How a star-studded Zoom unified a 'hail mary' attempt to save college football season
The “Hail Mary” began with a GroupMe DM. Clemson running back Darien Rencher sent it Sunday night. Stanford defensive end Dylan Boles received it. Trevor Lawrence soon joined them on a FaceTime call. And before long, with college football season creaking toward collapse, they’d convened the most star-studded Zoom meeting in the sport.
Ohio State quarterback Justin Fields? Present.
Alabama running back Najee Harris? Check.
Oregon lineman Penei Sewell? On board.
Oklahoma State running back Chuba Hubbard? Yep.
A dozen players gathered because they, like hundreds of college athletes who spoke up over the weekend, want to play football in 2020.
And because players from the Pac-12 and Big Ten, who’d led separate movements demanding stronger coronavirus protections and other benefits, also want to play football.
Yet as they watched #WeWantToPlay accelerate on social media, they saw a troubling trend. They saw polarization and artificial conflict. “We felt like the media and the fans were kind of pitting the two movements against each other,” Boles told Yahoo Sports.
In reality, players realized, the two movements could blend into one. Michigan cornerback Hunter Reynolds, who’d led the Big Ten movement, spoke with Rencher individually. And they found, Reynolds said, that “what [#WeWantToPlay advocates] were saying was a similar message to what we were saying, just conveyed a little differently.”
So the players, with representation from each Power 5 conference, gathered via Zoom. Reynolds had prepared a preliminary statement. As a group, they refined it. “We need to make this clear and concise,” Boles said they decided. They needed bullet points, “something we can throw on a graphic, and make it easily distributable.”
In around 30 minutes, they settled on the bullets. They wanted to play. But they wanted universal COVID-19 protocols, and freedom for players to opt out, and eligibility guarantees. And most notably, they wanted a players union.
Then they turned to Washington State defensive lineman Dallas Hobbs, who was on the Zoom. Hobbs, a talented graphic designer, pulled up Photoshop and got to work. “20 mins to save the world,” he later tweeted. “That’s all the time they wanted to give me.”
And Hobbs, from his desk in Pullman, Washington, delivered in crunch time. He aligned the five Power 5 conference logos atop his screen. Then “WEAREUNITED X #WEWANTTOPLAY.”
One minute past midnight ET, Lawrence hit send.
#WeWantToPlay pic.twitter.com/jvQhE7noGB
— Trevor Lawrence (@Trevorlawrencee) August 10, 2020
The words were not crafted with the input of every Power 5 football player. “This wasn't necessarily a statement that encompassed the feeling of all athletes,” Reynolds said. “It was more so a statement that, if a player chose to, he could put out to support.” And many — football players and others, from Power 5 conferences and elsewhere — have.
The National College Players Association supported them too. A union would shake college athletics to the core. But the players on the Zoom, Boles and Reynolds said, weren’t hesitant about calling for one. “We wanted to make sure players felt empowered, and had the opportunity to use their voice,” Boles said. “It definitely needs to happen.” And Reynolds: “I think everyone felt that was necessary, just to have representation.

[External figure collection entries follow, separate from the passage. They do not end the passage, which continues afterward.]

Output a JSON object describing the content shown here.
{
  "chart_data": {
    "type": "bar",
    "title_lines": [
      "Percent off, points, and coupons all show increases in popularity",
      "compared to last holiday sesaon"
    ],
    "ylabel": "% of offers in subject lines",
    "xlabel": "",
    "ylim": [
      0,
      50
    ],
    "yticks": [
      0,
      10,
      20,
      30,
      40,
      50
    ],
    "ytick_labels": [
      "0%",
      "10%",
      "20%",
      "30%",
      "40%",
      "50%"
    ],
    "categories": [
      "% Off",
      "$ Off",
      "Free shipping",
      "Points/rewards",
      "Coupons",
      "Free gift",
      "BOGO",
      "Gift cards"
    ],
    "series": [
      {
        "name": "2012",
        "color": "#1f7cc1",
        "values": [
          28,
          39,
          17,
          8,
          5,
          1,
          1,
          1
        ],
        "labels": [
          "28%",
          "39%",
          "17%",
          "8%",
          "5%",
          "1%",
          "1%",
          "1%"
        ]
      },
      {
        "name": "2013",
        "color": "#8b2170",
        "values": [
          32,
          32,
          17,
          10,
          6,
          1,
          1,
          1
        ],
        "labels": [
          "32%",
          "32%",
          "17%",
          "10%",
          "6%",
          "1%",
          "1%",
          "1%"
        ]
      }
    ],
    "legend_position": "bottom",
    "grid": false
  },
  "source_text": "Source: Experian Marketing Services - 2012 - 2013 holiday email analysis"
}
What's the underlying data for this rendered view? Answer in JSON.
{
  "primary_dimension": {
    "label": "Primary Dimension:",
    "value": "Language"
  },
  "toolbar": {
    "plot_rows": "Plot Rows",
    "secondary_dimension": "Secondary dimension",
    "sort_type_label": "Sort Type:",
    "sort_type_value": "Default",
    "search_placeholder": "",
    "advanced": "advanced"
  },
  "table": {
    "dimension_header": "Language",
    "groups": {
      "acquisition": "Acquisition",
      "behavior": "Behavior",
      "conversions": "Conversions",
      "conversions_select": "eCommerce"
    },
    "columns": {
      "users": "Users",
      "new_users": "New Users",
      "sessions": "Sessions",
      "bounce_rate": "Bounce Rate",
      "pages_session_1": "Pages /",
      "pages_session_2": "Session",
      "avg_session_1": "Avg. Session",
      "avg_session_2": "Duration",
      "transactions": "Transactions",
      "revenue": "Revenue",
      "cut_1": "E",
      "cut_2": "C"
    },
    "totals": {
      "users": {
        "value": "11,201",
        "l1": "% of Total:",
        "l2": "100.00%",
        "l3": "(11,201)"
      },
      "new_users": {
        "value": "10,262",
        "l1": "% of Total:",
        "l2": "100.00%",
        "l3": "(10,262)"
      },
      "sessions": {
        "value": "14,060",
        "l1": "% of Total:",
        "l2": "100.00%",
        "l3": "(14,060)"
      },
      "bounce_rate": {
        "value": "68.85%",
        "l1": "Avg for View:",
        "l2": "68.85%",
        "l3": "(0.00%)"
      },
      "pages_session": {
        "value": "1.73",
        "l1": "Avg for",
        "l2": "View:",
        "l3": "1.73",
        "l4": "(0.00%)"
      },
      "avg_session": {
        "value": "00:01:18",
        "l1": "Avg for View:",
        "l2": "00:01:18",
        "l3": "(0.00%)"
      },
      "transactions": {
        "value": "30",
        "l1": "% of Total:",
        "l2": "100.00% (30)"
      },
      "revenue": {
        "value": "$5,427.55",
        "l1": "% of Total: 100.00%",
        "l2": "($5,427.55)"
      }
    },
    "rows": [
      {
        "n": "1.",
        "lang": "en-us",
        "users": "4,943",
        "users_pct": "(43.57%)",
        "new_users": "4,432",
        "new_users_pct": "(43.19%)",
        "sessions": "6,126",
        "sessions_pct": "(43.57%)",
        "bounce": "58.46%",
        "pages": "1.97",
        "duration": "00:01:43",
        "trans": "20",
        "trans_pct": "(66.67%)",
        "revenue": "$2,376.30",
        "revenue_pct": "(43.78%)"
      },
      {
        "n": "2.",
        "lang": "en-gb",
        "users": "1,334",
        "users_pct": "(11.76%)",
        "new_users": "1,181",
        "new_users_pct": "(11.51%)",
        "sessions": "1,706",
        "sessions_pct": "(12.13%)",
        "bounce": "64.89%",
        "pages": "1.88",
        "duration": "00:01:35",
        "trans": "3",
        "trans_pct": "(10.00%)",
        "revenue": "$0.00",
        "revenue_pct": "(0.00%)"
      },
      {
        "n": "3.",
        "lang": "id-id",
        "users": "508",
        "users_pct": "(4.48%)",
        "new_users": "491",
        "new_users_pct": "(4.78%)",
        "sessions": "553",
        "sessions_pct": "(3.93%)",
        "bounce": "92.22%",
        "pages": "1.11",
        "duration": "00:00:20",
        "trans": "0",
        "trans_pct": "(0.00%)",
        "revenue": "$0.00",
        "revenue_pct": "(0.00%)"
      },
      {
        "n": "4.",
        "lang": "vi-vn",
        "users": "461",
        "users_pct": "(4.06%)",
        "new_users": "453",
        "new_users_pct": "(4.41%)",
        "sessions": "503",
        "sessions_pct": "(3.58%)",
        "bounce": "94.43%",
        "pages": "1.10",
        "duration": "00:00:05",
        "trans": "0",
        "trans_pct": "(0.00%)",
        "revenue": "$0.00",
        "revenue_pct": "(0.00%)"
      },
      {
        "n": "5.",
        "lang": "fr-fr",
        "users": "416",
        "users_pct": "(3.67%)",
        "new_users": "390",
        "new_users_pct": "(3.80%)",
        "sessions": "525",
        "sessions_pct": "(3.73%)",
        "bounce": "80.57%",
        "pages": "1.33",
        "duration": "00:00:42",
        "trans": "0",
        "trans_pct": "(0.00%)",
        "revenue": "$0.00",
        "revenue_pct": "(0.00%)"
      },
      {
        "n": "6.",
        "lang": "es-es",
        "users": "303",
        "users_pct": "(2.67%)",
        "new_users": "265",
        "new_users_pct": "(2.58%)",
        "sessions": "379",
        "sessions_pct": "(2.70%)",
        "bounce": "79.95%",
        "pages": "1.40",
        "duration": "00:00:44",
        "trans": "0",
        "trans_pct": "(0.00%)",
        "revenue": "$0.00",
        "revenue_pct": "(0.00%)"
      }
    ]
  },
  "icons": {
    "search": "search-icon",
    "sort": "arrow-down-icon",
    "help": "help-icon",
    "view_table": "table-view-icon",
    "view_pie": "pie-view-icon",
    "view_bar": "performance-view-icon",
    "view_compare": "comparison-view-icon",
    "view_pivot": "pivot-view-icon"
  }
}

“And for me, personally, that representation needs to stretch across all sports and all divisions in college athletics,” Reynolds continued. “It's not just Power 5 football, it needs to be Group of 5, Ivy League, the entire FCS, Division II, Division III; football, basketball, soccer, softball, track and field, etc.”
What comes next, however, is unknown. Athletes still don’t have a formalized voice, no matter how loudly they speak. The season remains on the brink. Power 5 athletic directors reportedly held an emergency meeting Sunday. The players mobilized hours later. Boles likened their organizing to “assembl[ing] the pseudo-Avengers of college football at the last minute." Rencher described their statement as a “Hail Mary to win ‘the game’ hopefully.”
What they undoubtedly healed, though, was that externally manufactured division, between two movements with similar aims. They’ve “established unity,” Boles said. As Rencher tweeted: “All on the same team with this!”
And they clarified a misconception. “There's kind of been this sentiment that if a player spoke out about wanting better procedures, better safety standards, that he didn't want to play,” Reynolds said. “Or if a player opted out, that he or she didn't want to play. ... As college athletes, we put hours, we put years into honing our craft in our sport. We all do want to play. We just want to play safely.”
And they want a voice. “We just want to make sure players are being taken into account,” Boles said. “Because every decision that was made thus far regarding the season, in each respective conference, had very little [or] no player input. We wanted to change that.”
Boles spoke with Yahoo Sports in the wee hours of Monday morning, after a whirlwind weekend. “The series of events that transpired in two hours was honestly pretty insane,” he said of Sunday night. “But it was amazing that it came through. Now we've all come to the agreement that we can work together, to really create something that should've been done a long time ago. Now we finally have the power to truly do it.”